EditorialEL NACIONAL
He aquí una
escena del socialismo del siglo XXI: un joven universitario entra en una
librería. Busca un libro fundamental para su estudio. No lo encuentra. Recorre
varias librerías. La respuesta es la misma. El joven persiste e investiga los
datos del distribuidor. Logra hablar con la casa importadora. Finalmente
consigue que le informen: hace cinco años que no llegan ejemplares del libro
que necesita. Está agotado. ¿Otros textos del autor? Tampoco. Busca entonces en
la biblioteca de su universidad. No está en el catálogo, porque no ha habido
recursos para adquirirlos. Va entonces a la biblioteca del Estado. Es su último
recurso. Tampoco lo tienen. Nuestro persistente estudiante universitario hace
entonces uso de las redes sociales para intentar localizar el libro necesario.
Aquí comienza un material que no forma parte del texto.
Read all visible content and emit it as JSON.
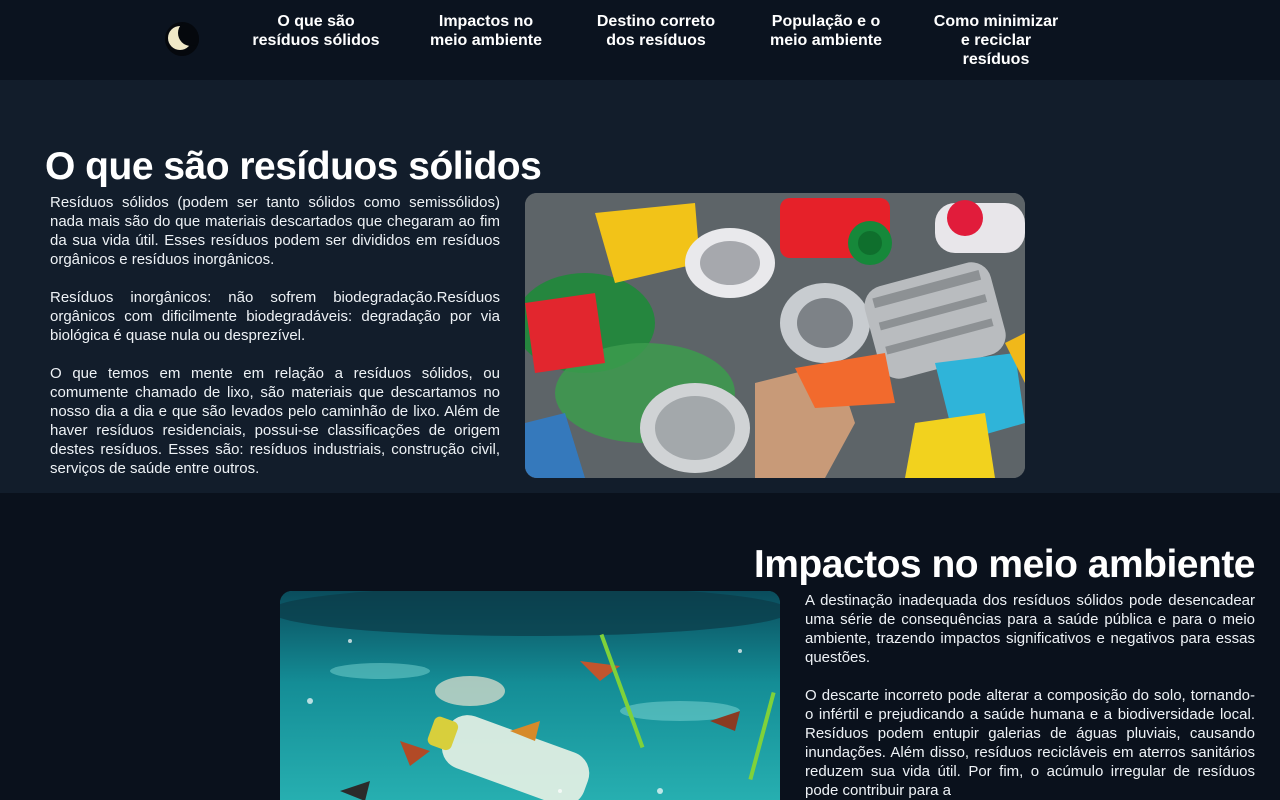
{
  "nav": {
    "logo_icon": "moon-icon",
    "items": [
      {
        "label": "O que são\nresíduos sólidos"
      },
      {
        "label": "Impactos no\nmeio ambiente"
      },
      {
        "label": "Destino correto\ndos resíduos"
      },
      {
        "label": "População e o\nmeio ambiente"
      },
      {
        "label": "Como minimizar\ne reciclar\nresíduos"
      }
    ]
  },
  "section1": {
    "title": "O que são resíduos sólidos",
    "paragraphs": [
      "Resíduos sólidos (podem ser tanto sólidos como semissólidos) nada mais são do que materiais descartados que chegaram ao fim da sua vida útil. Esses resíduos podem ser divididos em resíduos orgânicos e resíduos inorgânicos.",
      "Resíduos inorgânicos: não sofrem biodegradação.Resíduos orgânicos com dificilmente biodegradáveis: degradação por via biológica é quase nula ou desprezível.",
      "O que temos em mente em relação a resíduos sólidos, ou comumente chamado de lixo, são materiais que descartamos no nosso dia a dia e que são levados pelo caminhão de lixo. Além de haver resíduos residenciais, possui-se classificações de origem destes resíduos. Esses são: resíduos industriais, construção civil, serviços de saúde entre outros."
    ]
  },
  "section2": {
    "title": "Impactos no meio ambiente",
    "paragraphs": [
      "A destinação inadequada dos resíduos sólidos pode desencadear uma série de consequências para a saúde pública e para o meio ambiente, trazendo impactos significativos e negativos para essas questões.",
      "O descarte incorreto pode alterar a composição do solo, tornando-o infértil e prejudicando a saúde humana e a biodiversidade local. Resíduos podem entupir galerias de águas pluviais, causando inundações. Além disso, resíduos recicláveis em aterros sanitários reduzem sua vida útil. Por fim, o acúmulo irregular de resíduos pode contribuir para a"
    ]
  },
  "colors": {
    "nav_bg": "#0b131f",
    "section1_bg": "#121d2b",
    "page_bg": "#0a111c",
    "text": "#eef2f6"
  }
}
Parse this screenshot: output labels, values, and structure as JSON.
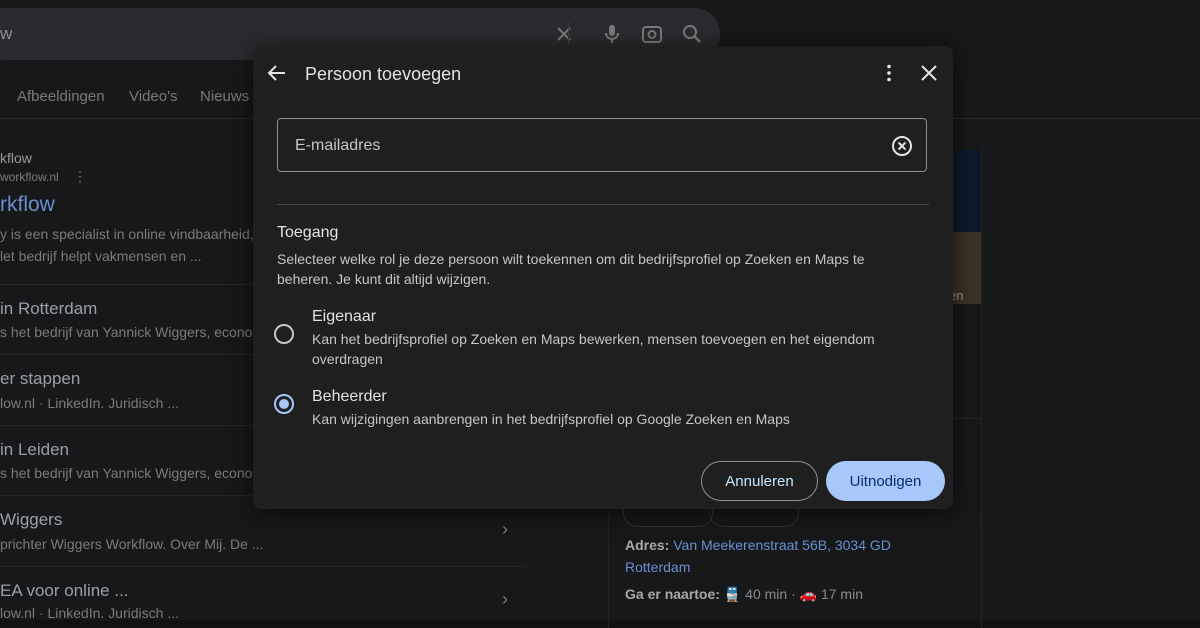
{
  "background": {
    "search_query": "w",
    "tabs": [
      "Afbeeldingen",
      "Video's",
      "Nieuws"
    ],
    "results": {
      "site_name": "kflow",
      "site_url": "workflow.nl",
      "title": "rkflow",
      "snippet_1": "y is een specialist in online vindbaarheid, ...",
      "snippet_2": "let bedrijf helpt vakmensen en ...",
      "items": [
        {
          "title": "in Rotterdam",
          "snippet": "s het bedrijf van Yannick Wiggers, econo..."
        },
        {
          "title": "er stappen",
          "snippet": "low.nl · LinkedIn. Juridisch ..."
        },
        {
          "title": "in Leiden",
          "snippet": "s het bedrijf van Yannick Wiggers, econo..."
        },
        {
          "title": "Wiggers",
          "snippet": "prichter Wiggers Workflow. Over Mij. De ..."
        },
        {
          "title": "EA voor online ...",
          "snippet": "low.nl · LinkedIn. Juridisch ..."
        }
      ]
    },
    "knowledge_panel": {
      "image_label": "en",
      "address_label": "Adres:",
      "address_value": "Van Meekerenstraat 56B, 3034 GD Rotterdam",
      "travel_label": "Ga er naartoe:",
      "travel_transit": "40 min",
      "travel_car": "17 min"
    }
  },
  "dialog": {
    "title": "Persoon toevoegen",
    "email_placeholder": "E-mailadres",
    "access_title": "Toegang",
    "access_description": "Selecteer welke rol je deze persoon wilt toekennen om dit bedrijfsprofiel op Zoeken en Maps te beheren. Je kunt dit altijd wijzigen.",
    "roles": [
      {
        "title": "Eigenaar",
        "description": "Kan het bedrijfsprofiel op Zoeken en Maps bewerken, mensen toevoegen en het eigendom overdragen",
        "selected": false
      },
      {
        "title": "Beheerder",
        "description": "Kan wijzigingen aanbrengen in het bedrijfsprofiel op Google Zoeken en Maps",
        "selected": true
      }
    ],
    "cancel_label": "Annuleren",
    "invite_label": "Uitnodigen"
  },
  "colors": {
    "dialog_bg": "#1f1f1f",
    "primary_button": "#a8c7fa",
    "radio_selected": "#a8c7fa",
    "link_blue": "#6a8fd1"
  }
}
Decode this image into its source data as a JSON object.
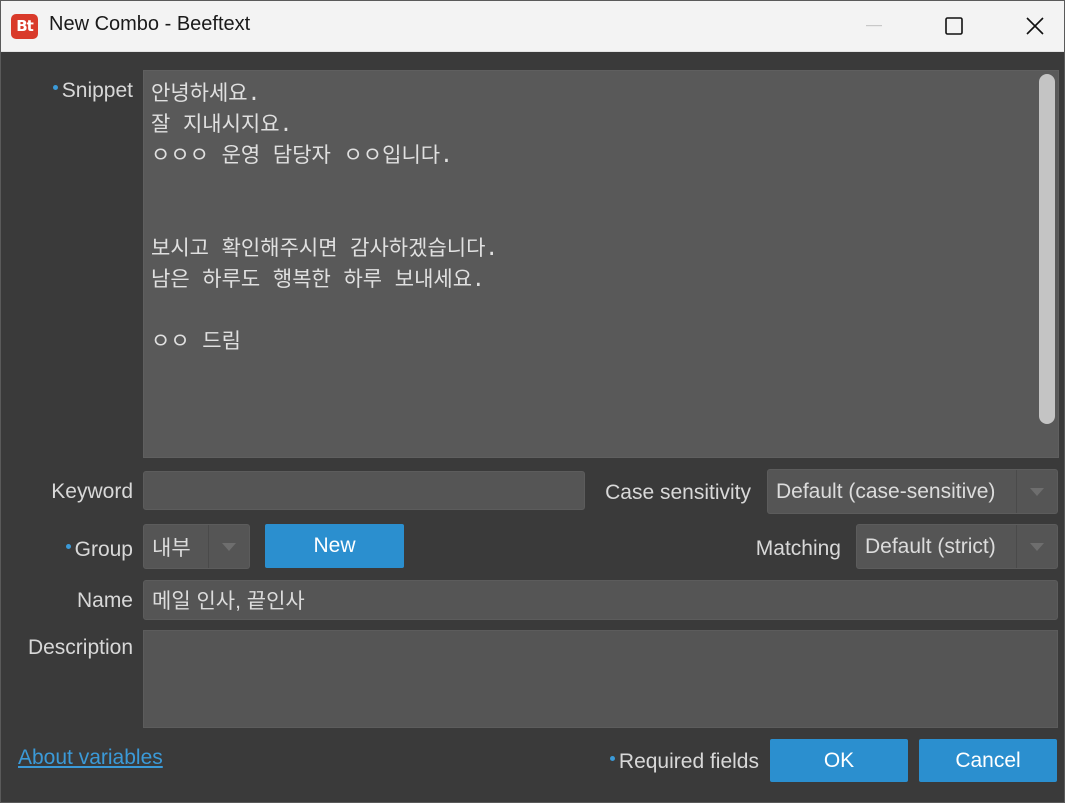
{
  "window": {
    "title": "New Combo - Beeftext",
    "logo_text": "Bt",
    "controls": [
      "minimize-icon",
      "maximize-icon",
      "close-icon"
    ]
  },
  "form": {
    "snippet": {
      "label": "Snippet",
      "required": true,
      "value": "안녕하세요.\n잘 지내시지요.\nㅇㅇㅇ 운영 담당자 ㅇㅇ입니다.\n\n\n보시고 확인해주시면 감사하겠습니다.\n남은 하루도 행복한 하루 보내세요.\n\nㅇㅇ 드림"
    },
    "keyword": {
      "label": "Keyword",
      "value": ""
    },
    "case_sensitivity": {
      "label": "Case sensitivity",
      "selected": "Default (case-sensitive)"
    },
    "group": {
      "label": "Group",
      "required": true,
      "selected": "내부",
      "new_button": "New"
    },
    "matching": {
      "label": "Matching",
      "selected": "Default (strict)"
    },
    "name": {
      "label": "Name",
      "value": "메일 인사, 끝인사"
    },
    "description": {
      "label": "Description",
      "value": ""
    }
  },
  "footer": {
    "about_variables_link": "About variables",
    "required_fields_note": "Required fields",
    "ok_button": "OK",
    "cancel_button": "Cancel"
  },
  "colors": {
    "accent": "#2b8fcf",
    "required_dot": "#3b9ad8",
    "background": "#3a3a3a",
    "field": "#555555",
    "logo": "#d93a2a"
  }
}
Por fin, consigue a alguien dispuesto a vender su ejemplar. Usado, el libro
tiene un costo que supera el monto mensual de la beca que recibe el estudiante
por parte del gobierno.
La escena hasta
aquí narrada es real. Con sus variantes se repite a diario, no desde hace meses
sino desde hace años en Venezuela. Sus víctimas no son solo estudiantes:
también maestros, profesores universitarios, investigadores o simples
ciudadanos lectores. Pero a diferencia del desabastecimiento de los alimentos,
la falta de los libros se ha vuelto crónica y cada vez más alarmante. Libros
fundamentales para los distintos conocimientos ni se producen en nuestro país
ni se traen de otros países. La cuestión no se limita al inmediato asunto del
costo de los libros, sino también a la más compleja cuestión de lo que se lee y
lo que no se lee en Venezuela.
Es doloroso
decirlo: se está produciendo un acelerado empobrecimiento del acceso al
conocimiento, pero también del conocimiento que circula entre nosotros. La
precariedad en crecimiento no afecta únicamente al ciudadano curioso, al
estudiante o al profesor: incluye también las bibliotecas, los centros de
investigación, los especialistas.
Ahora mismo,
solo en el espacio de la lengua española, se publican libros que debaten nuevos
métodos pedagógicos; que dan cuenta de los avances enormes que se han producido
los últimos veinte años en el conocimiento sobre cómo funciona el cerebro
humano; que formulan hipótesis sobre el cambio profundo que las redes sociales
generan en la comunicación; que levantan alertas documentadas con rigor, por
ejemplo, sobre las amenazas que penden sobre el planeta como consecuencia de la
crisis ambiental.
Estos y muchos
otros temas nos conciernen en lo social, lo personal y lo profesional. Lo
cierto es que ahora mismo no hay en Venezuela políticas públicas dirigidas al
libro y al conocimiento, que no sea la de imponer restricciones y la de
estimular el batiburrillo del llamado socialismo del siglo XXI. El costo, como
el lector puede darse cuenta, es obvio: una sociedad que transcurre cada vez
más desactualizada. Que vive, piensa y planifica con instrumentos cada vez más
obsoletos. En cierto modo, condenada a que su sistema educativo no sea más que
repetir y repetir un conjunto de fórmulas en uso desde hace décadas, mientras
en el planeta el conocimiento, la escuela y la circulación de las ideas avanza
por innovadores caminos que, de forma inevitable, cambiarán el estado de la
civilización.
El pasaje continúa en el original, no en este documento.